Sekarang memang sudah berbeda. Hampir semua perguruan tinggi swasta mengalami penurunan jumlah mahasiswa yang cukup signifikan. Beberapa orang beropini bahwa turunnya jumlah mahasiswa baru karena:

  1. Berhasilnya program KB yang gencar dilakukan pada sekitar tahun 85-an sehingga jumlah mahasiswa baru berkurang.

  2. Menurunnya daya beli masyarakat karena krisis ekonomi, tingginya tingkat inflasi tidak berbanding lurus dengan pertumbuhan pendapatan. Pilihan utama konsumen pendidikan akhirnya lebih pendidikan siap saji dan cepat kerja (Diploma, Kursus, dan sejenisnya).

  3. Ekspansi pasar yang dilakukan oleh PTN mengambil banyak target market dari PTS. PTN membuka berbagai jalur dan memperbanyak kelas-kelas tambahan yang ada diluar jalur reguler.

  4. Perubahan pola pikir masyarakat yang menyatakan bahwa pendidikan tinggi tidak menjamin perolehan kerja sehingga banyak sarjana yang menganggur.
Saya tidak dapat memberikan argumen yang sahih, mana dari faktor-faktor diatas yang memang benar punya pengaruh terhadap penurunan jumlah mahasiswa baru. Faktanya adalah bahwa semua PTN dan PTS saat ini mengalami hal yang sama, yaitu menurunnya jumlah mahasiswa baru.
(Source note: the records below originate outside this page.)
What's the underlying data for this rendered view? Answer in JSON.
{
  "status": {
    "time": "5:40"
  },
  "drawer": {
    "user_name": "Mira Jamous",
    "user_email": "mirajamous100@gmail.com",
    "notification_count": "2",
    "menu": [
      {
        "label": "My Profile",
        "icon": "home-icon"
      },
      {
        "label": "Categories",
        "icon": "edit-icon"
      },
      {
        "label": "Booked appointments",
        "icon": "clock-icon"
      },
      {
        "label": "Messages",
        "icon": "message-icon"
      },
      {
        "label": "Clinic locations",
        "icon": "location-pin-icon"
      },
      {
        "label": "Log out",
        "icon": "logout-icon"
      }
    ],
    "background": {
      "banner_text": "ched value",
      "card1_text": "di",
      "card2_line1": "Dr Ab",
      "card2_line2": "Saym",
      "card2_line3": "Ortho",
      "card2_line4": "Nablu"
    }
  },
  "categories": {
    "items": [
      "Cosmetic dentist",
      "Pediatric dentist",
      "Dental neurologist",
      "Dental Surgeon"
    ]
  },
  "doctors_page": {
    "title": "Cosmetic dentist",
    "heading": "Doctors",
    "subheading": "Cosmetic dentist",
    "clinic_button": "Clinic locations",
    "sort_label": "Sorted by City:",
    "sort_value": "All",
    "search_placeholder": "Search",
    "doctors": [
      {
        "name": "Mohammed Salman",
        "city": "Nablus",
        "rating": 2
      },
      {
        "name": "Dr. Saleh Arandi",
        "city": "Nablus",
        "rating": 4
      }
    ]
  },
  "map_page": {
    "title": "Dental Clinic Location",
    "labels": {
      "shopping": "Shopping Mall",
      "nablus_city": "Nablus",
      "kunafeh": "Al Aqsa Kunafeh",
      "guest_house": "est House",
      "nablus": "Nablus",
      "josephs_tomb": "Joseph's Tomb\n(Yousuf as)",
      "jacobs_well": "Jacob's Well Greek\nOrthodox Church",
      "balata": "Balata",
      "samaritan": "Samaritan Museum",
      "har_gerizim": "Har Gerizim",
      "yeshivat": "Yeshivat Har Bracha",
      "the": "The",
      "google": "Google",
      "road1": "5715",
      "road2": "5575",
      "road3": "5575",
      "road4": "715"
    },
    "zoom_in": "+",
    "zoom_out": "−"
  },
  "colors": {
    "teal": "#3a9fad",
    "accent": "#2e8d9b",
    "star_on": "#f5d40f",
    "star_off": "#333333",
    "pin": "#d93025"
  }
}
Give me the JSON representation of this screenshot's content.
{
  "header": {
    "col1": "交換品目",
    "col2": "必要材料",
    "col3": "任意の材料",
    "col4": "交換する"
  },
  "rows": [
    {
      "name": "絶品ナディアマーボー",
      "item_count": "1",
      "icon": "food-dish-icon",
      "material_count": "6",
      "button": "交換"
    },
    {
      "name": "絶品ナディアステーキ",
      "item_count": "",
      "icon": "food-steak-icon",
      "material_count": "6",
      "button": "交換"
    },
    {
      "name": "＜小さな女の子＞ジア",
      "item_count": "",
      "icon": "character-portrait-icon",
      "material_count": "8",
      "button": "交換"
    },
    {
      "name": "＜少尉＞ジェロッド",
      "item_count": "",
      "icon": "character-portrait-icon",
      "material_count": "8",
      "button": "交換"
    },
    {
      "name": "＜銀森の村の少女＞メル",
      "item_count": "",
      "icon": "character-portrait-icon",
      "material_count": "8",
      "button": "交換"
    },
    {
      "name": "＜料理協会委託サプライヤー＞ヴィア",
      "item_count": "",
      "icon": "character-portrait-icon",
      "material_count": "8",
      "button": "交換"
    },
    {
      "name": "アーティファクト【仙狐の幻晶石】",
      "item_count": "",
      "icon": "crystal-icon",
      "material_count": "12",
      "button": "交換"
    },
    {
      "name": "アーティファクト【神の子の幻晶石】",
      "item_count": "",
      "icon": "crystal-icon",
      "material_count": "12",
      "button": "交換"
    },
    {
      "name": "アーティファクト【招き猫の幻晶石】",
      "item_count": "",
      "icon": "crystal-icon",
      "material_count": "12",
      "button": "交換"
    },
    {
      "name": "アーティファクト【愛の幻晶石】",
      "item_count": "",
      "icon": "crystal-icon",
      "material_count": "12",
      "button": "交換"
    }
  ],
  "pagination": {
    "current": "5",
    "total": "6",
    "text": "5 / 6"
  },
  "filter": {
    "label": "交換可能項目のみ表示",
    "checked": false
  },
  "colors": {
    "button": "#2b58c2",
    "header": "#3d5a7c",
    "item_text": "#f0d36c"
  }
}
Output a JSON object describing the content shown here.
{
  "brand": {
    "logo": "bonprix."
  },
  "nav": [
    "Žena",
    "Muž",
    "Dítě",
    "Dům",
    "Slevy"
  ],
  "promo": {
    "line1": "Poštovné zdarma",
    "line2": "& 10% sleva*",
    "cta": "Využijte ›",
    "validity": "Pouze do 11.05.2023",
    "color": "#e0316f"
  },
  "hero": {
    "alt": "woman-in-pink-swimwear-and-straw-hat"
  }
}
Sehingga yang harus diatasi oleh PTS saat ini adalah meningkatkan daya kompetisi untuk dapat merebut market share yang memang sedikit dan terbatas ditengah para kompetitor yang begitu banyak. Untuk meningkatkan daya kompetisi tentu saja kembali lagi mengacu pada strategi marketing yang jitu.

Sebuah strategi marketing yang baik tentu saja tidak bisa diukur dari seberapa besar anggaran yang dikeluarkan untuk melaksanakan fungsi marketing. faktor kompetisi produk, price, place, promotion, dan faktor lainnyya perlu lebih dikaji untuk mendapatkan formula yang optimal dalam menentukan strategi marketing. Pada tulisan ini yang ingin saya sampaikan penekanannya adalah pada faktor produk.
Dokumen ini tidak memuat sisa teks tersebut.